Jury selection begins tomorrow in Trayvon Martin case

It's been more than a year since Trayvon Martin's death and the case is finally going to trial. Selection for the six-person jury begins on Monday with court watchers saying the trial should last from 4-8 weeks.

Reuters:

"They're going to have a tough time picking a jury. At this point who doesn't know who Trayvon Martin is and who George Zimmerman is," said David Weinstein, a former state prosecutor and criminal defense lawyer.

Zimmerman, a 29-year-old former neighborhood watch volunteer, faces up to life in prison if convicted as charged of second-degree murder.

More than 200 journalists have signed up to cover the trial and a tight blanket of security will be enforced by federal, state and local police in and around the courthouse in this town near Orlando in central Florida.

Even spectators in barricaded "public assembly zones" on the courthouse lawn will be subject to search.
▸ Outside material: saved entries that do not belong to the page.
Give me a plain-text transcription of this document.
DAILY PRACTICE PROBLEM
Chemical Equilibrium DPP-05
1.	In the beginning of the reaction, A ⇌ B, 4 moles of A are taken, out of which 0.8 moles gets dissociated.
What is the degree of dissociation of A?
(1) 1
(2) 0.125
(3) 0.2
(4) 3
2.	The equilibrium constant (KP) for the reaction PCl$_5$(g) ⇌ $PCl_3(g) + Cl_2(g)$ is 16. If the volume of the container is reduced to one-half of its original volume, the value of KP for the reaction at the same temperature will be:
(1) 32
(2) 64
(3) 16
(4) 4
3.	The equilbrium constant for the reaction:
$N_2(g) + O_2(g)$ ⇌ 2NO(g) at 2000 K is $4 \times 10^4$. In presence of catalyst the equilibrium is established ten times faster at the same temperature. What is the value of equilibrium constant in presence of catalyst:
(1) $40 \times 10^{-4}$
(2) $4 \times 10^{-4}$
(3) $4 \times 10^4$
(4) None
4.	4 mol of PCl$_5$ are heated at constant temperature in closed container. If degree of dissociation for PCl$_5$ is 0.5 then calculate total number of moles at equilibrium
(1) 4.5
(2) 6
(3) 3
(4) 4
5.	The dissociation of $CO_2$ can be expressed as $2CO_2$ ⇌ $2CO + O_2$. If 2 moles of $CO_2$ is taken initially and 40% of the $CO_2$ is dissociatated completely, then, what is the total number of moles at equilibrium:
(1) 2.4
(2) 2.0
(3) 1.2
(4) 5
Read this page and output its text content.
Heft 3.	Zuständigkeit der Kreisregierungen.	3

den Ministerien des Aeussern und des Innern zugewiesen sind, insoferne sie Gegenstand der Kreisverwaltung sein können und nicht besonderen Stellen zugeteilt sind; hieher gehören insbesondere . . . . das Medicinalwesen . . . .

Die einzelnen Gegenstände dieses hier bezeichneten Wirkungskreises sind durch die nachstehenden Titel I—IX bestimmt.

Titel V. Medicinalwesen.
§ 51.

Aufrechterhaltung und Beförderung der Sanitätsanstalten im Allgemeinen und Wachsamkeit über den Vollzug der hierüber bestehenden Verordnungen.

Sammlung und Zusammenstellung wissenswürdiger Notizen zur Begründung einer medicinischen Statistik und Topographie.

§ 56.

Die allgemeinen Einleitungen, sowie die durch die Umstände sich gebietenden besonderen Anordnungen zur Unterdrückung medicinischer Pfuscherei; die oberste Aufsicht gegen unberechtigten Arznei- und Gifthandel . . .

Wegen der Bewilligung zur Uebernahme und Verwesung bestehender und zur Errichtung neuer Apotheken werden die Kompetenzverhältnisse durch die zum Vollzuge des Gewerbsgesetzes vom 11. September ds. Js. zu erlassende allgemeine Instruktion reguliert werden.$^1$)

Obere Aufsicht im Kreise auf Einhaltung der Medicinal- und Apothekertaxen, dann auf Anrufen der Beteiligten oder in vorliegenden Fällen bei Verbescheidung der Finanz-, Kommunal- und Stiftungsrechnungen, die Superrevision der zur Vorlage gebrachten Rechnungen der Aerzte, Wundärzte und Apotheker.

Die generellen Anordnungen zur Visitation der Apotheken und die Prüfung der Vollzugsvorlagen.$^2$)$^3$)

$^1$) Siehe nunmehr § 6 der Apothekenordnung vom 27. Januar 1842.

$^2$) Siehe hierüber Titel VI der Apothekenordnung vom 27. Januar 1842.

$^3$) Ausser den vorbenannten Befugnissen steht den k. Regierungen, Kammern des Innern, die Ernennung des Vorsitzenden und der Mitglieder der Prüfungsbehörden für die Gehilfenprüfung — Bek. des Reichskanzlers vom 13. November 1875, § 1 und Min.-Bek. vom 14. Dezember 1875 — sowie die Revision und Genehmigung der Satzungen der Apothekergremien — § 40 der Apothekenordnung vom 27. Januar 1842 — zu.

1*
Four seats inside the courtroom will be rotated among local pastors who will monitor the trial and be ready to help calm any racial tensions.
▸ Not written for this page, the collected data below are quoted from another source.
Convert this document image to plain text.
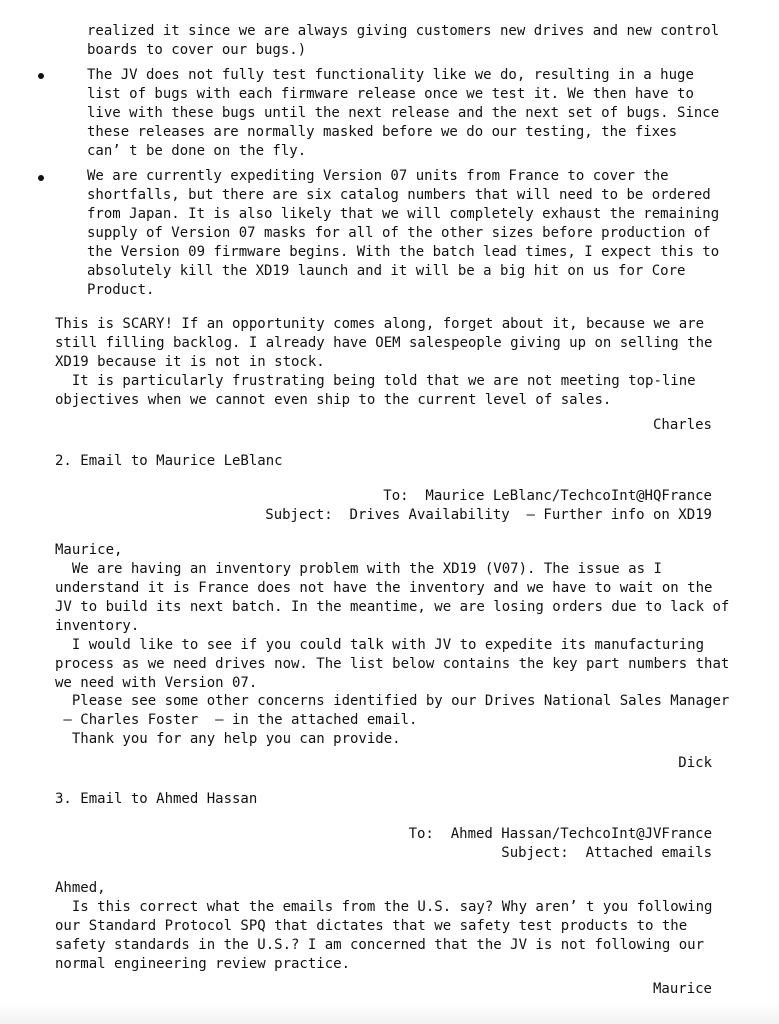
realized it since we are always giving customers new drives and new control
boards to cover our bugs.)
The JV does not fully test functionality like we do, resulting in a huge
list of bugs with each firmware release once we test it. We then have to
live with these bugs until the next release and the next set of bugs. Since
these releases are normally masked before we do our testing, the fixes
can’ t be done on the fly.
We are currently expediting Version 07 units from France to cover the
shortfalls, but there are six catalog numbers that will need to be ordered
from Japan. It is also likely that we will completely exhaust the remaining
supply of Version 07 masks for all of the other sizes before production of
the Version 09 firmware begins. With the batch lead times, I expect this to
absolutely kill the XD19 launch and it will be a big hit on us for Core
Product.
This is SCARY! If an opportunity comes along, forget about it, because we are
still filling backlog. I already have OEM salespeople giving up on selling the
XD19 because it is not in stock.
It is particularly frustrating being told that we are not meeting top-line
objectives when we cannot even ship to the current level of sales.
Charles
2. Email to Maurice LeBlanc
To:  Maurice LeBlanc/TechcoInt@HQFrance
Subject:  Drives Availability  – Further info on XD19
Maurice,
We are having an inventory problem with the XD19 (V07). The issue as I
understand it is France does not have the inventory and we have to wait on the
JV to build its next batch. In the meantime, we are losing orders due to lack of
inventory.
I would like to see if you could talk with JV to expedite its manufacturing
process as we need drives now. The list below contains the key part numbers that
we need with Version 07.
Please see some other concerns identified by our Drives National Sales Manager
– Charles Foster  – in the attached email.
Thank you for any help you can provide.
Dick
3. Email to Ahmed Hassan
To:  Ahmed Hassan/TechcoInt@JVFrance
Subject:  Attached emails
Ahmed,
Is this correct what the emails from the U.S. say? Why aren’ t you following
our Standard Protocol SPQ that dictates that we safety test products to the
safety standards in the U.S.? I am concerned that the JV is not following our
normal engineering review practice.
Maurice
The trial is being heralded as either a defining moment in the annals of civil rights, or an anti-climactic resolution of another senseless killing in gun-happy Florida.
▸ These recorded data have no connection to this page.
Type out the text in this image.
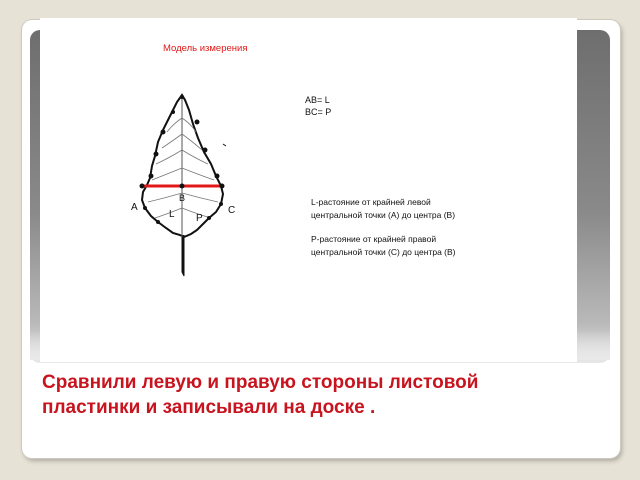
Модель измерения
AB= L
BC= P
L-растояние от крайней левой
центральной точки (A) до центра (B)
P-растояние от крайней правой
центральной точки (C) до центра (B)
A
B
C
L P
Сравнили левую и правую стороны листовой
пластинки и записывали на доске .
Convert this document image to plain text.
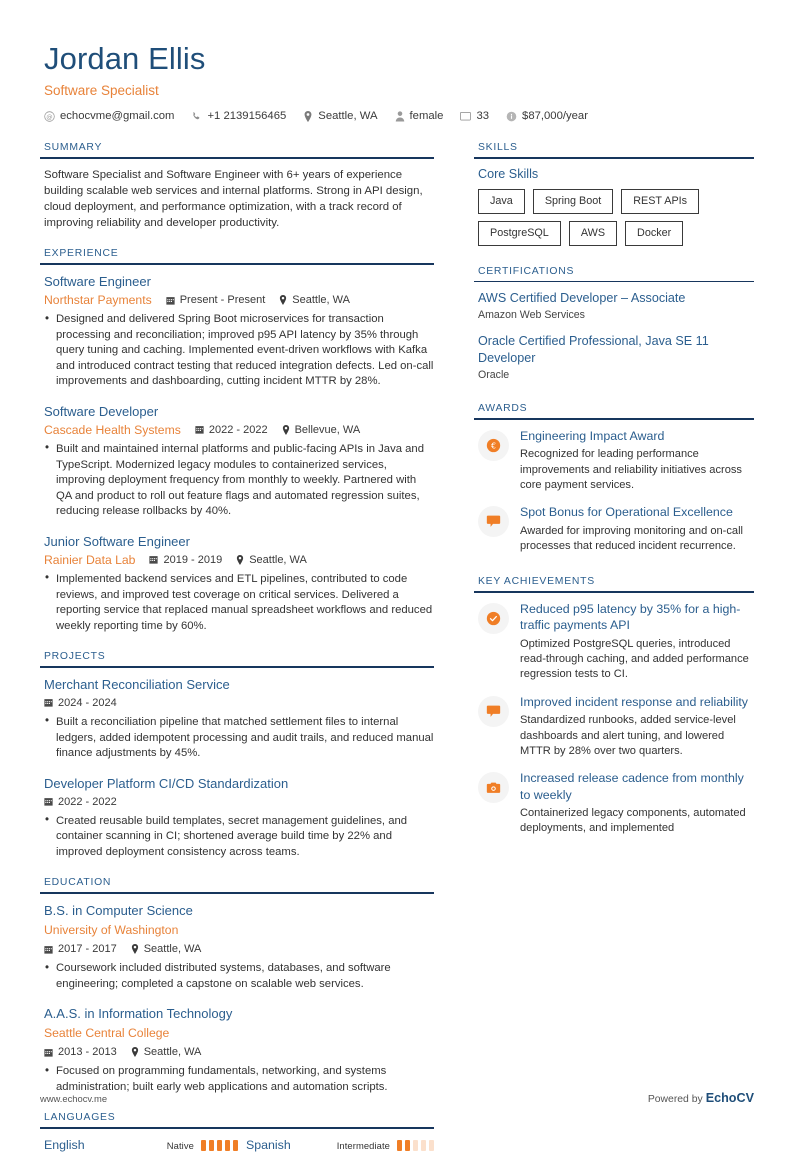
Jordan Ellis
Software Specialist
@ echocvme@gmail.com	+1 2139156465	Seattle, WA	female	33	$87,000/year
SUMMARY
Software Specialist and Software Engineer with 6+ years of experience building scalable web services and internal platforms. Strong in API design, cloud deployment, and performance optimization, with a track record of improving reliability and developer productivity.
EXPERIENCE
Software Engineer
Northstar Payments	Present - Present Seattle, WA
• Designed and delivered Spring Boot microservices for transaction processing and reconciliation; improved p95 API latency by 35% through query tuning and caching. Implemented event-driven workflows with Kafka and introduced contract testing that reduced integration defects. Led on-call improvements and dashboarding, cutting incident MTTR by 28%.
Software Developer
Cascade Health Systems	2022 - 2022 Bellevue, WA
• Built and maintained internal platforms and public-facing APIs in Java and TypeScript. Modernized legacy modules to containerized services, improving deployment frequency from monthly to weekly. Partnered with QA and product to roll out feature flags and automated regression suites, reducing release rollbacks by 40%.
Junior Software Engineer
Rainier Data Lab	2019 - 2019 Seattle, WA
• Implemented backend services and ETL pipelines, contributed to code reviews, and improved test coverage on critical services. Delivered a reporting service that replaced manual spreadsheet workflows and reduced weekly reporting time by 60%.
PROJECTS
Merchant Reconciliation Service
2024 - 2024
• Built a reconciliation pipeline that matched settlement files to internal ledgers, added idempotent processing and audit trails, and reduced manual finance adjustments by 45%.
Developer Platform CI/CD Standardization
2022 - 2022
• Created reusable build templates, secret management guidelines, and container scanning in CI; shortened average build time by 22% and improved deployment consistency across teams.
EDUCATION
B.S. in Computer Science
University of Washington
2017 - 2017 Seattle, WA
• Coursework included distributed systems, databases, and software engineering; completed a capstone on scalable web services.
A.A.S. in Information Technology
Seattle Central College
2013 - 2013 Seattle, WA
• Focused on programming fundamentals, networking, and systems administration; built early web applications and automation scripts.
LANGUAGES
English	Native	Spanish	Intermediate
SKILLS
Core Skills
Java	Spring Boot	REST APIs
PostgreSQL	AWS	Docker
CERTIFICATIONS
AWS Certified Developer – Associate
Amazon Web Services
Oracle Certified Professional, Java SE 11 Developer
Oracle
AWARDS
€
Engineering Impact Award
Recognized for leading performance improvements and reliability initiatives across core payment services.
Spot Bonus for Operational Excellence
Awarded for improving monitoring and on-call processes that reduced incident recurrence.
KEY ACHIEVEMENTS
Reduced p95 latency by 35% for a high-traffic payments API
Optimized PostgreSQL queries, introduced read-through caching, and added performance regression tests to CI.
Improved incident response and reliability
Standardized runbooks, added service-level dashboards and alert tuning, and lowered MTTR by 28% over two quarters.
Increased release cadence from monthly to weekly
Containerized legacy components, automated deployments, and implemented
www.echocv.me	Powered by EchoCV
Heh. I suppose we don't have to guess where the Reuters reporter's sympathies lie. There are a few more things that this trial is being "heralded" as -- notably, a test of "stand your ground" doctrine of self defense, and also whether racialists can intimidate the jury into convicting someone based not on the facts, but on a political agenda.

Sanford police initially declined to arrest Zimmerman who claimed self-defense, saying they had no choice in light of Florida's controversial Stand Your Ground law, which allows anyone in fear for their life to shoot rather than retreat. But many saw the lack of an arrest as a symbol of second-class treatment of black victims in the criminal justice system.

Zimmerman was arrested only after a national outcry from both ordinary citizens and the nation's top civil rights leaders, and the appointment of a special prosecutor to take over from local law enforcement when it lost credibility. Almost 2.3 million people signed an online Change.org petition - still the largest petition in the organization's history - demanding "Justice for Trayvon Martin."

As the trial opens, Martin family lawyer Ben Crump said many are still waiting to see whether the family receives equal justice.

"I honestly think this is a civil rights/equal justice issue because everybody in the world is watching to see if everybody in America gets equal justice," Crump said. "This family has wanted to have their day in court. They wanted to not have their son's death be in vain. They pray continuously that the justice system does not fail them."

Others believe the injustice was cured once an arrest was made, and that now, regardless of the ultimate verdict, justice is being served.

Before the trial even starts, the Martin family attorney is making it crystal clear that nothing less than a conviction will "prove" equal justice. And soon, we will probably be treated to statements from black leaders warning of race riots if Zimmerman is found not guilty.

This is called "intimidation" and "railroading." Le's hope the jury can resist it and come to a considered verdict.